A few of these questions are ones that I’d like to have an answer to too. In the context of the models for this site specifically the reversal of value factors and what triggered it I think should be a critical question for those who have used the small cap models developed on this site. I don’t know about you guys but the dependable small cap models I had followed for years could no longer be tweaked to produce a positive result in 2019. Instead quality factors were the flavor of the day. The change was pretty abrupt from what I could tell. What changed? I don’t know and I had to take a break as a result. Does anyone have an explanation?

Taking a step back though and looking at the broader market, explaining the outperformance of large caps I think is easier. Business cycle theory should explain some of it. Also the phenomenon behind the rise of the 1% in comparison to the 99% is the same in the stock market. A few large companies are capturing the bulk of growth in the economy.

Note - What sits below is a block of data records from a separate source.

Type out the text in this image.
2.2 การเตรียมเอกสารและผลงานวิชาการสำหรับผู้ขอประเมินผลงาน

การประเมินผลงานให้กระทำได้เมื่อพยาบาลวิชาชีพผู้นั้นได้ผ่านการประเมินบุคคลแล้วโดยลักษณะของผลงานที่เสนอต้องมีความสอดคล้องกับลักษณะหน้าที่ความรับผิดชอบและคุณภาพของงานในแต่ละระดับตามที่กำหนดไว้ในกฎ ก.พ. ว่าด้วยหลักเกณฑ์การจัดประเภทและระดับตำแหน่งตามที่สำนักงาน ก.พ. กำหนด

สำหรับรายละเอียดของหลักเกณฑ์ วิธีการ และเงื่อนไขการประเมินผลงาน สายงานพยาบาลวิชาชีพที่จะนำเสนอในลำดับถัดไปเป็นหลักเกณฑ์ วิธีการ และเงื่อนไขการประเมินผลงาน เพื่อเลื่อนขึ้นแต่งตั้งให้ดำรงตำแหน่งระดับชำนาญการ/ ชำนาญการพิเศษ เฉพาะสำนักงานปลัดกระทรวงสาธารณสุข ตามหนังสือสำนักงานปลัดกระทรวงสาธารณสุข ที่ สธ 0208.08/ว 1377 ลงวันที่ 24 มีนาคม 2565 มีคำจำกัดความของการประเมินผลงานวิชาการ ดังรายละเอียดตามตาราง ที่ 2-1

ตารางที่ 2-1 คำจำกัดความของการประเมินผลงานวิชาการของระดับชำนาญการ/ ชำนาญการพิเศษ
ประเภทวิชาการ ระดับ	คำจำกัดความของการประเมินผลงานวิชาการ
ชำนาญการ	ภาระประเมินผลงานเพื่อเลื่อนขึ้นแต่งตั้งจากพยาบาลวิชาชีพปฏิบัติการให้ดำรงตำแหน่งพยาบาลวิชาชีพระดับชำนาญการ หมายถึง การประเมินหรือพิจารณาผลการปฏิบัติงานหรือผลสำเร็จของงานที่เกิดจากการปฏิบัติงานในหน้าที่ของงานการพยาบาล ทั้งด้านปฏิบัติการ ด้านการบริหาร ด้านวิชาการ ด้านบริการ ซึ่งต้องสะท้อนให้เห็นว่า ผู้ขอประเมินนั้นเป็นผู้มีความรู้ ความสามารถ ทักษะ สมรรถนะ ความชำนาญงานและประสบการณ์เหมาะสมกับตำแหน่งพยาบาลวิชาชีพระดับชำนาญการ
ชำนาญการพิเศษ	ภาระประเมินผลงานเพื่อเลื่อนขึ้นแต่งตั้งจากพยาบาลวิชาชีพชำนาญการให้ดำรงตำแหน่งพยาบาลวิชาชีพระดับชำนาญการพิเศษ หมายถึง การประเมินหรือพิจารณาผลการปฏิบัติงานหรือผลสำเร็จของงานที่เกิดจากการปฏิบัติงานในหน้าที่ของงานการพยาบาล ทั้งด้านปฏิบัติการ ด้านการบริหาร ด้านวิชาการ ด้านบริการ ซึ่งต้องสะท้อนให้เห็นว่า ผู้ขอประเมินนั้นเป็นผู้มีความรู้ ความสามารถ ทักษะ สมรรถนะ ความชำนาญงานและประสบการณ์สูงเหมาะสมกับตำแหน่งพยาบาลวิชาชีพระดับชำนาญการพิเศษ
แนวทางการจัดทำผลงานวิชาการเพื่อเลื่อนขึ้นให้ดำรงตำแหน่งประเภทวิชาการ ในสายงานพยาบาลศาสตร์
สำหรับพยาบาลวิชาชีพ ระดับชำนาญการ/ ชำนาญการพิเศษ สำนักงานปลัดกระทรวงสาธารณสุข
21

I think small caps have significant competitive disadvantages

  1. They hire mostly Americans. Higher wage for less output compared to a globalist S&p 500 firm.
  2. They lack economies of scale in the digital age. While companies like KO can make use of all the latest SaaS tools and data analytics , the small/mid cap doesn’t have the budget/tech know hows.

[quote]
shutting down a company for 3-6 months will affect the company. How much?
[/quote]Ummm…Bankruptcy?[quote]
I think I will be with large-caps for a while. Probably too long.
[/quote]You are not the only one who behaves this way. Hence, style momentum. My background is value investing and I don’t mind being early if the reward is great enough and the risk is negligible. It worked for me during the GFC.[quote]
I think small caps have significant competitive disadvantages
[/quote]They always did. Yet small caps have outperformed by about 1% a year over the long term. So that doesn’t explain recent large cap outperformance.[quote]
the dependable small cap models I had followed for years could no longer be tweaked to produce a positive result in 2019. Instead quality factors were the flavor of the day. The change was pretty abrupt from what I could tell. What changed?
[/quote]Ken Fisher predicted that quality would outperform. I have been around long enough to remember a similar factor reversal in 2007 (at the start of the GFC). I have been anticipating a bear market this year but not this fast.

Chaim, this is a fascinating discussion indeed. Do you have any links to the Ken Fisher writings you’re talking about?

Unfortunately, most of Ken Fishers research is being drowned out by negative publicity that he got himself into, and I am having a hard time finding links. Furthermore, in general he has been correct about 60% of the time, which, while being a far better track record than most “gurus”, means that his recommendations are not always actionable out of context.

Having said that, his reasoning a few years ago was that the latter stages of bull markets are generally dominated by momentum.

I can think of another reason why value is doing poorly.

Disruption.
In the age of disruption, companies have shorter lifespans (google source I believe the average lifespan of a company has gone from 45 years to 20 years). A company that is only around for 20 years… if you are already year 10. There isn’t that much cash flow left to milk before it becomes obsolete, gone, bankrupt. Think of it as growth : 21yo rookie draft pick vs value: 35 year old star who is on the decline.
A 21 year old would have the whole growth phase (til 32 years plus the whole value phase of cash flows remaining).

Whereas value stocks in the past don’t just go away easily. They can deliver steady cash flow for decades.
Not sure if this is a good analogy. Just you have to start using negative terminal growth rates instead of positive ones.

Charles,

I agree.

I have read serious discussions that this is one reason Warren Buffett does well. He generally picks companies that have been around for a long time and will probably continue to exist for as long (on average).

And, as you say this definitely affects your cash flow calculations.